I saw these at anaconda for $23

Has anyone used them, are they any good? they sure do look like an excellent lure for Kings i think.


----------



## grant ashwell (Apr 24, 2007)

Was was told that the brown is best. Have several colours and have towed mine quite a few K but nothing...but then again my record with lures is poor and I only tow when live bait is short. They look good in the flesh.


----------



## wopfish (Dec 4, 2006)

Yup I own a couple keza... have trolled the pink one at cloey - no takers - but didnt really perservear..... I also owned another brand in smaller size and brownish / natural - had a big salmon take it up at port stephens..... I have heard good stories about the squirts but yet to see results


----------



## grinner (May 15, 2008)

very pretty, they look like they'd get a few hits trolling up and down oxford st


----------



## GoneFishn (May 17, 2007)

I have been eyeing them off at work, they do look good but I reckon they would maybe :? work better on a cast and retrieve using a jerk and pause technique.


----------



## wopfish (Dec 4, 2006)

GoneFishn said:


> using a jerk and pause technique.


 Surely it works that way when trolling and paddling........ as each padlde stroke breaks up the momentum......


----------



## GoneFishn (May 17, 2007)

wopfish said:


> GoneFishn said:
> 
> 
> > using a jerk and pause technique.
> ...


I was thinking of a longer pause, but yes the paddling would put a pulse to the standard action.


----------



## Bart70 (Jan 28, 2007)

grinner said:


> very pretty, they look like they'd get a few hits trolling up and down oxford st


They actually remind me a bit of Jeanne Little! :lol:


----------



## johnny (Aug 12, 2007)

They are an update of an old yo zuri lure..I reckon that they are one for the tropics


----------



## rawprawn (Aug 31, 2005)

wopfish said:


> GoneFishn said:
> 
> 
> > using a jerk and pause technique.
> ...


I find a slightly longer pause works well sometimes, particularly if the lure suspends.


----------



## sbd (Aug 18, 2006)

I've had several, big ones & small ones, in purple, blue & brown.
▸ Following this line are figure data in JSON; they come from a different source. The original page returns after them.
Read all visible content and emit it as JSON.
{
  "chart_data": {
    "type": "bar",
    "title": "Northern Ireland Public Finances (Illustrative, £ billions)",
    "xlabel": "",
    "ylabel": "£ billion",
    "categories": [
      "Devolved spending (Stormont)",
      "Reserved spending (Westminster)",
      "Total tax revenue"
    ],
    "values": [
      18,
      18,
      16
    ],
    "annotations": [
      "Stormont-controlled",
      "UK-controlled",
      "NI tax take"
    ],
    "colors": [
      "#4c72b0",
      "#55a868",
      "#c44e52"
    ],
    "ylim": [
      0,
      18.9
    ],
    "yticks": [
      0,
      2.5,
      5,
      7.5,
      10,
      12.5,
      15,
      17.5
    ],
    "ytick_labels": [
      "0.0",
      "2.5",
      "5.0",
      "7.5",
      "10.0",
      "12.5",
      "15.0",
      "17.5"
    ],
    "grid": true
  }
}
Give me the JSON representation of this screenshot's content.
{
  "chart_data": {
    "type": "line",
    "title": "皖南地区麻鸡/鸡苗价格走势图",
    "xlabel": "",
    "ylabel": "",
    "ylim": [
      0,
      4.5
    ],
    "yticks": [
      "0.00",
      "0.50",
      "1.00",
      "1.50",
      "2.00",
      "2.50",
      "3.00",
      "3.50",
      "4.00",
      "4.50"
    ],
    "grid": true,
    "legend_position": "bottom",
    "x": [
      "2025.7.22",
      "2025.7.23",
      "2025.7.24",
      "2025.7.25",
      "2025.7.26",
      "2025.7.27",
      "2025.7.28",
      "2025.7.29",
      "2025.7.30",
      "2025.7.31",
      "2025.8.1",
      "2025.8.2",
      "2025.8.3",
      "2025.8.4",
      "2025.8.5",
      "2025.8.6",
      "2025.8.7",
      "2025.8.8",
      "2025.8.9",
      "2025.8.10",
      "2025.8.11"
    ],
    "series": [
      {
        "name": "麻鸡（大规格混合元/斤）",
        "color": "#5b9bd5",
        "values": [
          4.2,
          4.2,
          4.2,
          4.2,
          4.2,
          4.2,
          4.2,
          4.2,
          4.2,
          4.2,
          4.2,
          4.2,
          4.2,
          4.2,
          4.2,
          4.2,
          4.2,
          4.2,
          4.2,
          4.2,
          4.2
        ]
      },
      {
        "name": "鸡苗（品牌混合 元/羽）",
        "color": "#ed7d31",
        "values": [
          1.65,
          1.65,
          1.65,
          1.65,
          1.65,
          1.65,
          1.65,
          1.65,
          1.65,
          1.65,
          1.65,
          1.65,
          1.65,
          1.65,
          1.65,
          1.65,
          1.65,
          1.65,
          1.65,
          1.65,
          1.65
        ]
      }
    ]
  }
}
They look the biz, swim well & have caught me nothing. I'm sure that they'd catch rats off Longy, but so would a dried turd ;-) .


----------



## wopfish (Dec 4, 2006)

The story goes that in general kings do not go for Hbs as the noise freaks them out a bit......... so trebles - and rattles - no good......


----------



## widsa (Nov 26, 2008)

They sure do look good, I'm wondering how they would go on the big Snapper..


----------



## LoboLoco (Feb 1, 2008)

I have caught plenty of salmon and taylor on them, I did manage a few flathead in shallow water. I have since been making my own squid lures which seem to be just as effective


----------